Так или иначе, Лёки больше не было. Не было и Кати, которую он если и не успел полюбить искренне, то как члена семьи принял сразу и навсегда. Не было больше и самой семьи, которая до этого дня худо-бедно, но имелась.
Вера позвонила ближе к вечеру, не со службы. Её рабочий телефон не отвечал ещё с полудня. Дворкин не подходил, знал, что, несмотря ни на что, тёща возьмёт трубку. Услышав дочкин голос, Анастасия Григорьевна, всхлипывая и сбиваясь, вывалила всё разом – про лавину в горах, про сто с лишним смертей и про Лёку с Катей в числе погибших. И вновь безудержно зарыдала. Та что-то отвечала, но что – Дворкин не знал. Понял лишь со слов княгини, что жена его сегодня не придёт, не сможет, что ей нужно пережить беду на стороне, вне лиц родных и близких, иначе не выдержит сердце, – как-то так. Таким образом, каждый в семье Грузиновых-Дворкиных оставался теперь с Лёкой один на один. О Кате как о живой в недавнем прошлом человеческой единице с болью в сердце думал разве что один Моисей Наумович. Вера Андреевна вообще никогда не заморачивалась о будущей невестке, не держа ту за пару, достойную сына. Княгиня же до последнего дня в отношении Катерины так и не определилась – и жалела её, сироту, и Лёку к ней ревновала, и дочки заодно побаивалась.
13
До тех пор, пока за высоким каляевским окном не забрезжил водянистый рассвет, Дворкин так и пролежал неподвижно на своём кабинетном диване. Ближе к утру занялся дождь и непрерывно шёл вплоть до наступления поздних июльских сумерек наступившего дня. Не хотелось есть, пить, спать. Ничего не болело.

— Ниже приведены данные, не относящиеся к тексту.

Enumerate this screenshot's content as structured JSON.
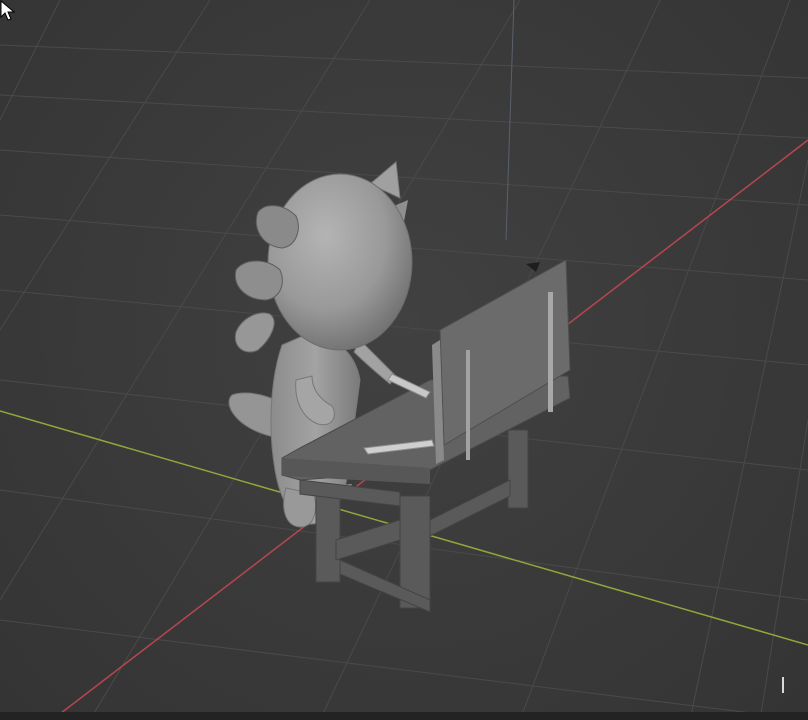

«Значит, умер», – решил Моисей Наумович, уже не вполне осознавая, какой из вариантов его душа в эту минуту приемлет больше остальных: вяло длить эту странную жизнь, так и оставаясь в отвратительно топкой коматозке, или же сдохнуть прямо сейчас, как сделали это Ицхак и Девора, не доступив положенного до точки естественной убыли. Или же… Он приподнял тело и, опершись на локоть, уставился в окно, глядя, как струи косого дождя обильно омывают стекло, вслушиваясь в звуки дождевых капель, долбящих по ржавой железяке водоотлива, и внезапно подумал, что ничего не кончено, что многое ещё впереди, что Гарька, его любимый мальчик, будет жить долго и счастливо, и он, Моисей Дворкин, дед и опекун, сделает всё для того, чтобы именно так всё и случилось. Внук станет лучшей памятью об отце, а его Лёка, ушедший, но не покинувший его, станет наблюдать за тем, как растёт и крепнет его сын, как помнит о нём, как зреет, как с каждым днём делается умней и сильней, красивей и воспитанней, образованней и мудрее.
Так же внезапно, как и начался, разом перестал дождь: будто некто величественный там, наверху, одним властным взмахом прозрачной длани прервал поток небесных вод, питающих каляевский двор, давая шанс остатку немощного розоватого заката прорасти на короткую минуту и тут же свалиться в омут горизонта, оставив после себя лишь слабую память о частице недавнего света внутри надвигающейся на город тьмы.